Environmentalism can
mean anything from clean-energy enterprises and Nature Conservancy to
the atavists who militate against business and technology.
Civilization can mean anything from scientific and technological
progress to burning the rainforest and flooding the atmosphere with
CO2.
Private sector can
mean anything from Apple Computers to Monsanto. Public sector can
mean anything from the Interstate and the Internet systems to
burdensome, petty, time-wasting and money-wasting bureucratic
controls over private enterprise.
In all cases we see
human endeavors that have the capacity for both the right and the
wrong.
Siding with either
side in these situations is disastrous. When this is done, wrongs get
institutionalized on the side of the duality that is favored, while
the other side of the duality is suppressed even in its possibility
to produce beneficial results. When the men dominate the women, the
result is support for wrongdoings on the part of the male and a
brutal oppression against women; when women dominate men, the result
is castration and devaluation of the male. When business dominates
labor, the result is support for wrongful practices on the part of
the business and disenfranchisement of the worker; when labor
dominates business, the result is a soporiphic kakistocracy that
manages enterprises in an incompetent manner and fails to allow
innovation. When public sector dominates private sector the result is
economic oppression under an overpowering bureaucracy; when private
sector dominates public sector the result is short-sighted and
unethical business practices gaining dominance of the market. When
the worse elements in environmentalism dominate the result is a
stranglehold over technological progress; when the worse elements in
the economy dominate the result is blind and irreversible destruction
of treasures that people have not created and cannot begin to
recreate.
In all these
interest-based dualities, we see interests that require one another
for their existence yet are essentially pitted against one another.

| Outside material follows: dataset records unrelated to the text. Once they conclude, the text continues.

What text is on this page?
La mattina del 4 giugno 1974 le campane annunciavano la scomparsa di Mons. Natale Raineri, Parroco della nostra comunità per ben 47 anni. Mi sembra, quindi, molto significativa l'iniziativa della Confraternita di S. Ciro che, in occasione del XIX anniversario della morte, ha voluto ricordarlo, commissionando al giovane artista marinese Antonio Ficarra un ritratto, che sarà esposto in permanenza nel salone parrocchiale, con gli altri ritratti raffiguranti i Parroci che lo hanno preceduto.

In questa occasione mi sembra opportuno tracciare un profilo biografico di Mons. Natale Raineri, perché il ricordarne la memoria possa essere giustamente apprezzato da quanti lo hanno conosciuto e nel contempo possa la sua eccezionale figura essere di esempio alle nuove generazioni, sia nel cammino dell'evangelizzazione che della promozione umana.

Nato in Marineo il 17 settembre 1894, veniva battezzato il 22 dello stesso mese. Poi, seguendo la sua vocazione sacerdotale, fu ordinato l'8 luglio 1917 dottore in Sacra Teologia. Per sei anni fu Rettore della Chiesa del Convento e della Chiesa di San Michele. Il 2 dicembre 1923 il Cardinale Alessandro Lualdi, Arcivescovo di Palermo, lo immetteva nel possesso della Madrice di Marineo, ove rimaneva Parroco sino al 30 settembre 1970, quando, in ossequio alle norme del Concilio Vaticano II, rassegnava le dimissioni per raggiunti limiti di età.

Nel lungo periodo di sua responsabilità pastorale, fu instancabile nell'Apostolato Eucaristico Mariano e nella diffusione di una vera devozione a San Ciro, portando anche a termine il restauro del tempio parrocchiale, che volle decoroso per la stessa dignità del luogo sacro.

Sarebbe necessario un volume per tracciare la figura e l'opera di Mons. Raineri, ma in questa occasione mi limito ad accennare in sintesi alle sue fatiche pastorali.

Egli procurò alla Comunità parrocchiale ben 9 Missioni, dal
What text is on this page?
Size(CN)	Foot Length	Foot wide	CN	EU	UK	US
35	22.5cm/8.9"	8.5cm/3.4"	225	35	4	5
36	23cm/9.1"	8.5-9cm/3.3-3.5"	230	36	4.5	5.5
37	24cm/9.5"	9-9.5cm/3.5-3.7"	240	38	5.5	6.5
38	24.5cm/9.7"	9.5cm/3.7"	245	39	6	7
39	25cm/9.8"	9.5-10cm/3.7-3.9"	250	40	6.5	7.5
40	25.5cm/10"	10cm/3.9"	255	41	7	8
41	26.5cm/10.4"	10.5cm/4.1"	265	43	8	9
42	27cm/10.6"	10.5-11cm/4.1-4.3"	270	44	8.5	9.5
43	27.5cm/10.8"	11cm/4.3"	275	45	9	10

When one of these interests dominates the other, the results are
disastrous. The result is that the dominant interests finds itself in
a situation when it can do as much harm as it wants to harm, and the
other side is powerless to do anything against it. The dominant
interest abuses and oppresses the other interests as much as it wants
to; and the other interest is powerless to do anything about it.
Business and labor,
men and women, private sector and public sector, and environment and
civilization, will always exist. The rational solution is not to side
with either interest in these equations, but support each interest in
where it is right and confront it where it is wrong. The issue in
these cases is not clash of values, but clash of interest. And in the
situation of clash of interests, the moral high ground consists, not
of siding with one interest against the other, but of supporting each
interest in its capacity to produce beneficial outcomes while
confronting each interest where it chooses to go wrong.